Recordou-se de sua primeira vez no Maracanã, no
Rio, em 1969. Um jogo do Flamengo. Estava na clandestinidade. "Eu fiquei assim
abestalhada com as bandeiras. Você já viu as bandeiras?", perguntou e já respondeu: "É de perder o fôlego".
Mas foi uma memória seletiva. Não se lembrava do placar nem contra quem o Flamengo jogava. Com quem estava? Nenhuma lembrança.
Começou então a falar sobre como as imagens vão se
colando -ou não- na memória das pessoas. "Eu fico
pensando se sou eu ou se todo mundo é assim. Você sabe
que eu nunca havia me lembrado disso até hoje?", disse.
A recordação veio porque
a conversa era para compor
um perfil biográfico. Naquele
instante, esporte e cultura
popular dominavam a entrevista. Foi quando ela citou
suas referências literárias.
"Sobre a memória, quem
tem razão era o [Marcel]
Proust. Ele falava do sabor e
do odor, dois sentidos primitivos que suportam um edifício imenso da recordação".
Descreveu o trecho do romance "Em Busca do Tempo
Perdido", publicado no início do século passado, no
qual Proust fala de comer
madeleines e tomar chá -e
como o cheiro e o sabor desencadeiam recordações.
De todas as diferenças
entre a presidente eleita,
Dilma Rousseff, e o seu antecessor, Luiz Inácio Lula
da Silva, uma das mais
marcantes é sólida formação literária da próxima
ocupante do Palácio do
Planalto.
Não há um autor favorito na prateleira de Dilma.
"Depende da fase", diz.
"Em matéria de poesia, eu
gosto do João Cabral de
Melo Neto, muito". Aí cita
Cecília Meireles, Fernando
Pessoa e completa: "Agora, eu consigo além disso
gostar do Bashô. Sabe
quem é Bashô?".
Com prazer, ela mesma
responde: "Foi um monge
japonês que inventou o
haicai". A lista de citações
não para. "Gosto apaixonadamente de uma mulher chamada Emily Dickinson, "a senhora de Amherst". Não tenho "um" gosto.

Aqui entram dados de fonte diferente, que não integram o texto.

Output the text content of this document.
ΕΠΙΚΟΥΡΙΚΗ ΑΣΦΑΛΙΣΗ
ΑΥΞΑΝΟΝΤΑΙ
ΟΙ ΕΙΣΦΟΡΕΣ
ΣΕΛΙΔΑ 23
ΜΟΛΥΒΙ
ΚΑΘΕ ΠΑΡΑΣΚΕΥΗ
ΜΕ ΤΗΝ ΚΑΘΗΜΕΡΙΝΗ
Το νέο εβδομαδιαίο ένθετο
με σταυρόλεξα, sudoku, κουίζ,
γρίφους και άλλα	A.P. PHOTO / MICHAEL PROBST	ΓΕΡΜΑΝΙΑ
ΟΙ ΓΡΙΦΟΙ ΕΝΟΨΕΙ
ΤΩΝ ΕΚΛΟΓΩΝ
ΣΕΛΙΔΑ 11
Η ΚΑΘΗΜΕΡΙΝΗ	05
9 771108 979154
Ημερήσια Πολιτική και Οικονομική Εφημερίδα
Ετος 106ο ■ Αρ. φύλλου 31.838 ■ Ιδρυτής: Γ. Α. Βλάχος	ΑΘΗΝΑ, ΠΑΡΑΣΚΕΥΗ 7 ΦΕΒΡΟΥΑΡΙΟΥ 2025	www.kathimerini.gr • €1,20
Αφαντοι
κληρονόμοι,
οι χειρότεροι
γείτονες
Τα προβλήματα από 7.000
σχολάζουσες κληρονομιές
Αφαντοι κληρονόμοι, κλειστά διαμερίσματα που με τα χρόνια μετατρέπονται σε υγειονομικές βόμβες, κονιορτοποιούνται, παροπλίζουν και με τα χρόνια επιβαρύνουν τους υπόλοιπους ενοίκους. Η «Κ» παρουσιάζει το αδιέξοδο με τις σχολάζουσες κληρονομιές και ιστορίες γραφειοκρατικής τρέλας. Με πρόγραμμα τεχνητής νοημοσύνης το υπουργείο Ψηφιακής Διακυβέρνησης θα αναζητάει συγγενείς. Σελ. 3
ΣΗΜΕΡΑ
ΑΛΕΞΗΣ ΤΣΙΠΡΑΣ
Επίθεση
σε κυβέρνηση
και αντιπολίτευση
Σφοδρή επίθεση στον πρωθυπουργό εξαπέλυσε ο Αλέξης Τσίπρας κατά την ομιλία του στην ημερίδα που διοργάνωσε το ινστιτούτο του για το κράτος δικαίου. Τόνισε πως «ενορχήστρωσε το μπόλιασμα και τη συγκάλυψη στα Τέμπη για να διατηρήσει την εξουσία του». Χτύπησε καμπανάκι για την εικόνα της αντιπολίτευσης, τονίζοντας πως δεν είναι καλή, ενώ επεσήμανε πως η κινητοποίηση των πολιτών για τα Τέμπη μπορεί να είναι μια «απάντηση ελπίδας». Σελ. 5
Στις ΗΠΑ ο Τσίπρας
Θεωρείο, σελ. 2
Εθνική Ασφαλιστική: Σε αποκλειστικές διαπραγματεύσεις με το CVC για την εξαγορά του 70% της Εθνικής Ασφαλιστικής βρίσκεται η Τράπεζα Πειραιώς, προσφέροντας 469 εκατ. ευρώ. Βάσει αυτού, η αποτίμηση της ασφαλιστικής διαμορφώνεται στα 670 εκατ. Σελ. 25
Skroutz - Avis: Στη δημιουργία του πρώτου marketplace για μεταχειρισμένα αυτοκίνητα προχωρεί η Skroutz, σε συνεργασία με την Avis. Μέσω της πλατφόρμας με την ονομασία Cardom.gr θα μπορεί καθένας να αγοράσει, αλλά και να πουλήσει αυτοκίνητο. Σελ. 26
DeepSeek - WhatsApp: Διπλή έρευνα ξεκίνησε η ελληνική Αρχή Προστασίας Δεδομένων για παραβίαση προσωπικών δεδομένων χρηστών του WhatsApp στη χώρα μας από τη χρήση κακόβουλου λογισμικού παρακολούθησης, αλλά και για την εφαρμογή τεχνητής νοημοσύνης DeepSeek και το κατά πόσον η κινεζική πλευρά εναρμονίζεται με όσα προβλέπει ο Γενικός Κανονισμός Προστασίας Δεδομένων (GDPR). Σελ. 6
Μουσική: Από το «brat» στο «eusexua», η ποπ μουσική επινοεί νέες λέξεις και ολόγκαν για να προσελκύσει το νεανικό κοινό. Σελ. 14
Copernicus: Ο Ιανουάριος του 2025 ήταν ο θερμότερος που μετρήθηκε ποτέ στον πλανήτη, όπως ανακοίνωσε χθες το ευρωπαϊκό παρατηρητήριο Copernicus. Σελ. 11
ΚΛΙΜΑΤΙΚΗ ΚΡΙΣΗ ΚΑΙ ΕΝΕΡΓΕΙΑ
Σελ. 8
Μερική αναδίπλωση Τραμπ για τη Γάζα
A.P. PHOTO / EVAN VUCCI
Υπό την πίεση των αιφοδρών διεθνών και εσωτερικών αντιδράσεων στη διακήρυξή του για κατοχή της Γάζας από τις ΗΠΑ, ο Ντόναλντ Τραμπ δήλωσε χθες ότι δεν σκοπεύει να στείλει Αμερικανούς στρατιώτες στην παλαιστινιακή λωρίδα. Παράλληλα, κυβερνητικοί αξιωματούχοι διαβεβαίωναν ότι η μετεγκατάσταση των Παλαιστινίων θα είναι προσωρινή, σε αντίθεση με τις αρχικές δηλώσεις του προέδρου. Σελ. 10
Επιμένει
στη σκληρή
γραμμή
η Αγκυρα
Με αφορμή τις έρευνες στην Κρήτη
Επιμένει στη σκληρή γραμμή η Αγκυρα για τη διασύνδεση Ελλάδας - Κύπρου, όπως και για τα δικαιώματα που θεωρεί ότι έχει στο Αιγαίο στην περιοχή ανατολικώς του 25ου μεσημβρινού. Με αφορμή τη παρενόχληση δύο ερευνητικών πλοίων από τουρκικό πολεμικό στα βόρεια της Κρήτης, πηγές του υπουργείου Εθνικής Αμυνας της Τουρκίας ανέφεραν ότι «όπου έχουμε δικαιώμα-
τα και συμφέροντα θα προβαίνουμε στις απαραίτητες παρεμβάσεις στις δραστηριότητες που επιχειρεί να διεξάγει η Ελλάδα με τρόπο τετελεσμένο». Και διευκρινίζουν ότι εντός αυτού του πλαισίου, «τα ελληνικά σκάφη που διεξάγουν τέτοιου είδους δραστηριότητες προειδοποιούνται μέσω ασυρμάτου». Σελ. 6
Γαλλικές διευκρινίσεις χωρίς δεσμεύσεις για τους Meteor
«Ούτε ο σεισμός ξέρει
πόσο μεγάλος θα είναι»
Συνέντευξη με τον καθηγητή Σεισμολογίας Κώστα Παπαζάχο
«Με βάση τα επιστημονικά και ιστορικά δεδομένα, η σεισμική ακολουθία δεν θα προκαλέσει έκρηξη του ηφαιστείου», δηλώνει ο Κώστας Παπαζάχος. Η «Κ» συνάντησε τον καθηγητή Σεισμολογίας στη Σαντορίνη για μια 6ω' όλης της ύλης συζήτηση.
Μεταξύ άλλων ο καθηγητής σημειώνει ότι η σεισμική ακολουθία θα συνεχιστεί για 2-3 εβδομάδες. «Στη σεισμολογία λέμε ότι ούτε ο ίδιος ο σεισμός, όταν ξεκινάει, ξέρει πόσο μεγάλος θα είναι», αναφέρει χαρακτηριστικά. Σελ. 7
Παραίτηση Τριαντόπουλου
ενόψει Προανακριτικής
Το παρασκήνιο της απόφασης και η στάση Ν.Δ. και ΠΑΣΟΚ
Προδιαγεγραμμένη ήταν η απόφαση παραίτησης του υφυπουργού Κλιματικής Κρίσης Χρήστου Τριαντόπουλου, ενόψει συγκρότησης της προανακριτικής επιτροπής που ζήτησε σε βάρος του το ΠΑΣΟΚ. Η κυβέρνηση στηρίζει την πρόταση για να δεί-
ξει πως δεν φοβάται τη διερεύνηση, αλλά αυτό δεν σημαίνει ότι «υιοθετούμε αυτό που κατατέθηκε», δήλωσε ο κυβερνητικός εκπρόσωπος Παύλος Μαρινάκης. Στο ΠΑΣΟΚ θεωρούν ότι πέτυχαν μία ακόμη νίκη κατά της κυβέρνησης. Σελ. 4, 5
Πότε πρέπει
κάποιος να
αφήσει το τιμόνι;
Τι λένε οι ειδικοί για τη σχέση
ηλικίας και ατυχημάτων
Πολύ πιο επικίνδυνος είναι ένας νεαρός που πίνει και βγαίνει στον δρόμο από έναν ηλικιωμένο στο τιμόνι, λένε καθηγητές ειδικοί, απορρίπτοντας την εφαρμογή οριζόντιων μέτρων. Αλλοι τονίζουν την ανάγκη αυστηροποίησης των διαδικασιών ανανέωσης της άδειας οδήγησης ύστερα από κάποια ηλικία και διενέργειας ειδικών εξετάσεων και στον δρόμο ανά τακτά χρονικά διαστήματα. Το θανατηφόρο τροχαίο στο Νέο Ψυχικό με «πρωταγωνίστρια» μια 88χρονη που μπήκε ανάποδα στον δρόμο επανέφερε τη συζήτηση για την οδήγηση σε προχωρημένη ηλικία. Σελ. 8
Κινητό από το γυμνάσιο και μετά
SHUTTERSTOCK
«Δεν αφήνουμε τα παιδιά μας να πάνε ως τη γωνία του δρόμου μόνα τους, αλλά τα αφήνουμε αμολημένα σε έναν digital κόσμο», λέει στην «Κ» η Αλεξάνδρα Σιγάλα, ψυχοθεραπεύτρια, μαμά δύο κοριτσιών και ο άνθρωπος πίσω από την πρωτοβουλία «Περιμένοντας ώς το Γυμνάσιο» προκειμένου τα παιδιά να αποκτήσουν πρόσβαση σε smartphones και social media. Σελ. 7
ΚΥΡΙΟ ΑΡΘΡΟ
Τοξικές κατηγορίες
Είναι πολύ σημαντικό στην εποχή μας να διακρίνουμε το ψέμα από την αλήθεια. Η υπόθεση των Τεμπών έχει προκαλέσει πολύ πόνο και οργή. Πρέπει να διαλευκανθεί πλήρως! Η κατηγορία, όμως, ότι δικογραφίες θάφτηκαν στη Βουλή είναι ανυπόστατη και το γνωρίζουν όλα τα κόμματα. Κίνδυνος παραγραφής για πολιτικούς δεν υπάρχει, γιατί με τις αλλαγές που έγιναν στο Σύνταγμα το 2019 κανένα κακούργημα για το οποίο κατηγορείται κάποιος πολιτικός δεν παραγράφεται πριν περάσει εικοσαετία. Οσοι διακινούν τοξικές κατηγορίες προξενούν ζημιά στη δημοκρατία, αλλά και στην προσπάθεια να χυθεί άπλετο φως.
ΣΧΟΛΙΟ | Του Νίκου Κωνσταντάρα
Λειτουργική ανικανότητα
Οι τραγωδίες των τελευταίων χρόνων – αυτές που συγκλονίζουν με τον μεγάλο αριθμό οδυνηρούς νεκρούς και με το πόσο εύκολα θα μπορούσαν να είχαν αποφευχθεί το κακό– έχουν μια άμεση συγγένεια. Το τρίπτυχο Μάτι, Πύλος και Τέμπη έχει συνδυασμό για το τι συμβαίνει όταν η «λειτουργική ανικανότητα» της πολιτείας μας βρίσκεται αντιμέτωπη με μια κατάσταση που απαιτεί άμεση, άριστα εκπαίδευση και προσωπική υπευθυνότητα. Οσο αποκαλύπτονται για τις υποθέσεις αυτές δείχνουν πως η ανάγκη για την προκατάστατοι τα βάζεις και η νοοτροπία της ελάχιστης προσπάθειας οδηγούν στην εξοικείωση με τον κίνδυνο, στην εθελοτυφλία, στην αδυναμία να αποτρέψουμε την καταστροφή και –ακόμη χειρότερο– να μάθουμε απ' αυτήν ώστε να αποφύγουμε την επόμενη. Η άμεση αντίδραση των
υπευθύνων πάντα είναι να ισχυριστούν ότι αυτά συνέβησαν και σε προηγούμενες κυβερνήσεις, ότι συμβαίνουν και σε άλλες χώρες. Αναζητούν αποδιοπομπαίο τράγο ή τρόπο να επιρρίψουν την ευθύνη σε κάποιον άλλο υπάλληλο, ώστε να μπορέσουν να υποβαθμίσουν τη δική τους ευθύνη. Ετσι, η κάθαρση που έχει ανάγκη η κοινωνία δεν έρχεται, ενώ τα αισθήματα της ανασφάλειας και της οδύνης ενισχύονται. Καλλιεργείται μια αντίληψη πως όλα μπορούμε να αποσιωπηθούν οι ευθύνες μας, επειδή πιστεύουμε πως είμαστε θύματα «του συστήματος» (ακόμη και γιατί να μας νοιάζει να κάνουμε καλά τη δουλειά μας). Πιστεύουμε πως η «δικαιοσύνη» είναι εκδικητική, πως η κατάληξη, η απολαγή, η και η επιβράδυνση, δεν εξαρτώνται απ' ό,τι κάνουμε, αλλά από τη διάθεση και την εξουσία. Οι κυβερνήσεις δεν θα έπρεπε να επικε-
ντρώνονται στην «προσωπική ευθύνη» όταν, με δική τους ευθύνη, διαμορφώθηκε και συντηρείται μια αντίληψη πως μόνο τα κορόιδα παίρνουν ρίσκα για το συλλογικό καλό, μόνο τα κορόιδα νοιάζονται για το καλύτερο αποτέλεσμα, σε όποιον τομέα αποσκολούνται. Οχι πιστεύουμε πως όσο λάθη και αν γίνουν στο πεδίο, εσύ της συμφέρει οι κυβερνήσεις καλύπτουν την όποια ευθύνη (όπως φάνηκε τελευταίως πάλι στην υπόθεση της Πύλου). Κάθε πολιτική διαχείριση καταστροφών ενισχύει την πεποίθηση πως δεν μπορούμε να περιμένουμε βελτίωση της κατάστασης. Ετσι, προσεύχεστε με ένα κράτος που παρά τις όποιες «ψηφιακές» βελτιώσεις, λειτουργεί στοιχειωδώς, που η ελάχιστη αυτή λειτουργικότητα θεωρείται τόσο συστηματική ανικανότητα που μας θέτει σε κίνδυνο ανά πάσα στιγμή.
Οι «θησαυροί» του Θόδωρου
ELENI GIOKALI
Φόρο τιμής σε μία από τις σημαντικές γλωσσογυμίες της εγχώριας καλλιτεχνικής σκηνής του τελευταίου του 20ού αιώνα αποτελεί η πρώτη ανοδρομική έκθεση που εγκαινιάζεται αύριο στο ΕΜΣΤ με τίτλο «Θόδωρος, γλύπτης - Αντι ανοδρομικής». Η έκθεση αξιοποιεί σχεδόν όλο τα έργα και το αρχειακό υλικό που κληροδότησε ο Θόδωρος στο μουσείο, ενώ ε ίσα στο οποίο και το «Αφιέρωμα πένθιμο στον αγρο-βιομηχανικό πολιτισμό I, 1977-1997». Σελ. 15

Depende. Gostei do
Proust para mais de metro.
Agora, também adorei, aos
13 anos, quando meu pai
me deu o Jorge Amado".
O que de Jorge Amado?
"Foi "Capitães da Areia" ,
"São Jorge dos Ilhéus", todos os outros. Amei de paixão o Machado de Assis,
mas também o Monteiro
Lobato. A Emília, o Pedrinho, a Narizinho, o Visconde, a Cuca."
Começa um diálogo sobre
como dá trabalho manter
uma biblioteca arrumada. No
início deste ano, Dilma cogitava comprar uma casa para
guardar o seu acervo.
"Eu compro muito livro,
sempre mais do que consigo
ler. Tenho aquela teoria de
que estou fazendo um estoque. Que um dia vai chegar
uma hora que eu vou ler. Então, vai que naquele momento eu não tenha condição de
comprar? Vai que aconteça
alguma coisa e eu não tenha
condição de ficar comprando
livro? Então, eu estoco."
Ainda como ministra de
Lula, participou de uma viagem à China. "Enchi a paciência do embaixador para
me dizer qual era o romance
chinês equivalente aos romances nossos. Qual é o
Charles Dickens deles. Qual
era o Balzac, o Flaubert, o
Shakespeare."
Trouxe para o Brasil um romance chinês, traduzido para o inglês. Leu com dificuldades. Três volumes. "Mas o
diabo não era isso. Eram os
nomes das personagens".
Como assim? "Temos uma
baixíssima familiaridade
com nomes chineses", explica. Para chegar até o final e
conseguir não se perder no
meio da trama, uma estratégia: "Você anota todos os nomes [próprios] num papel para não se perder totalmente".